Kentucky Court Rules Firefighters Were “Using” Fire Truck When It Rolled Away, Affirming Coverage and Dismissing Subrogation Suit


The Kentucky Court of Appeals has affirmed in part and reversed in part a ruling involving a subrogation action brought by the Kentucky Association of Counties All Lines Fund (KALF) against the City of Somerset and several members of its fire department. The case stemmed from an accident involving a runaway fire truck.

The case arose from an August 2020 incident in which a 2012 pumper truck, owned by Pulaski County but assigned to the Somerset Fire Department (SFD), rolled off the fire station ramp and crashed into a nearby commercial building. As explained in the decision:

  • On August 21, 2020, the date of the subject accident, SFD possessed and garaged the Firetruck in its Fire Station Two.
  • [Lieutenant Bryan] West contacted the County’s Fleet Manager, Frank Hansford, regarding problems with the Firetruck’s power steering.
  • Suspecting a leak of power steering fluid, West advised Hansford that he would check the power steering reservoir.
  • West, along with [Captain Samuel] Hudson and [FF Travis] Wesley, commenced inspection of the reservoir.
  • In doing so, Hudson partially removed the Firetruck from the bay and lifted the cab.
  • The Firetruck’s parking brake became disengaged once the cab was lifted.
  • The parties have reached the factual consensus that a piece of equipment likely fell on the brake switch, thereby releasing the parking brake.
  • As a result, the unmanned Firetruck rolled down the fire station driveway and crashed into a commercial building.
  • Fortunately, no physical injuries resulted.
  • However, the building’s owner, Eagle Creek Properties, L.L.C., and the building’s tenant, Brighter Futures Therapy Center, L.L.C., suffered property damage.
  • The Firetruck was also severely damaged, resulting in a total loss.

The fire truck was insured by KALF under a policy issued to Pulaski County. After the accident, KALF paid over $350,000 to cover the damage to the truck and the affected building. It then filed suit against the City of Somerset and several SFD members, asserting negligence and seeking recovery through subrogation.

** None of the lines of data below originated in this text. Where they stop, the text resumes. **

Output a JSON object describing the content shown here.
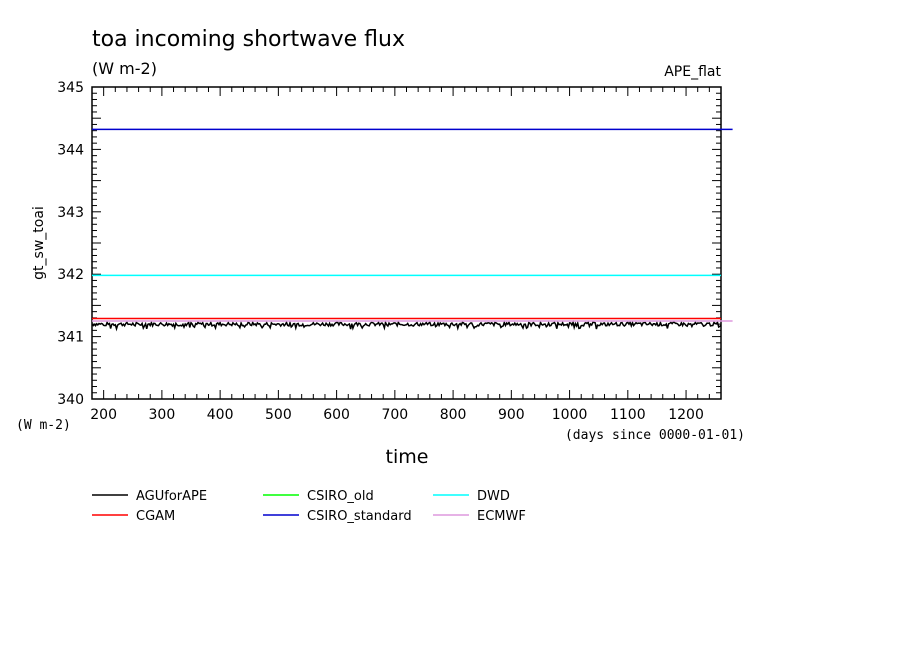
{
  "chart_data": {
    "type": "line",
    "title": "toa incoming shortwave flux",
    "units": "(W m-2)",
    "experiment": "APE_flat",
    "ylabel": "gt_sw_toai",
    "yunits": "(W m-2)",
    "xlabel": "time",
    "xunits": "(days since 0000-01-01)",
    "xlim": [
      180,
      1260
    ],
    "ylim": [
      340,
      345
    ],
    "xticks": [
      200,
      300,
      400,
      500,
      600,
      700,
      800,
      900,
      1000,
      1100,
      1200
    ],
    "yticks": [
      340,
      341,
      342,
      343,
      344,
      345
    ],
    "grid": false,
    "legend_position": "bottom",
    "series": [
      {
        "name": "AGUforAPE",
        "color": "#000000",
        "x": [
          180,
          1260
        ],
        "y": [
          341.2,
          341.2
        ],
        "noisy": true
      },
      {
        "name": "CGAM",
        "color": "#ff0000",
        "x": [
          180,
          1260
        ],
        "y": [
          341.29,
          341.29
        ]
      },
      {
        "name": "CSIRO_old",
        "color": "#00ff00",
        "x": [],
        "y": []
      },
      {
        "name": "CSIRO_standard",
        "color": "#0000cd",
        "x": [
          180,
          1280
        ],
        "y": [
          344.32,
          344.32
        ]
      },
      {
        "name": "DWD",
        "color": "#00ffff",
        "x": [
          180,
          1260
        ],
        "y": [
          341.98,
          341.98
        ]
      },
      {
        "name": "ECMWF",
        "color": "#dd99dd",
        "x": [
          180,
          1280
        ],
        "y": [
          341.25,
          341.25
        ]
      }
    ]
  }
}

The core issue in the case was whether Somerset and its firefighters were “insureds” under the KALF policy. The policy extended liability coverage to anyone “using” a covered vehicle with the permission of the named insured. KALF argued that inspecting or servicing the vehicle did not qualify as “using” it.

The trial court disagreed and found that the firefighters’ maintenance activities constituted “use” under the policy. It dismissed KALF’s complaint and denied Somerset’s request for attorneys’ fees. Both parties appealed.

The Court of Appeals upheld the trial court’s conclusion that the Somerset firefighters were “using” the truck at the time of the incident. The Court noted that while the term “using” was not defined in the policy, Kentucky law requires ambiguous insurance terms to be construed in favor of coverage.

The Court rejected KALF’s attempt to incorporate a narrower definition of “use” derived from the Kentucky Motor Vehicle Reparations Act (MVRA), which excludes on-premises maintenance. The Court distinguished no-fault insurance from liability coverage and emphasized that the MVRA’s language had no bearing on interpreting a liability policy.

Instead, relying on ordinary dictionary definitions and the intent of the interlocal agreement between the County and the City, the Court found that the firefighters were indeed using the vehicle. Therefore, they—and by extension the City of Somerset—qualified as insureds.

Since an insurer cannot seek subrogation against its own insured, the Court affirmed the dismissal of KALF’s claim.

However, the Court reversed the trial court on the issue of attorneys’ fees. Noting that KALF refused to defend Somerset under a reservation of rights and instead pursued direct litigation, the Court held that KALF was obligated to reimburse Somerset for its defense costs. The case was remanded for a determination of reasonable attorneys’ fees.

Here is a copy of the decision.

For those regular readers who might recognize the facts of this case from one we covered earlier… it is not. That case – while eerily similar, occurred in New Jersey.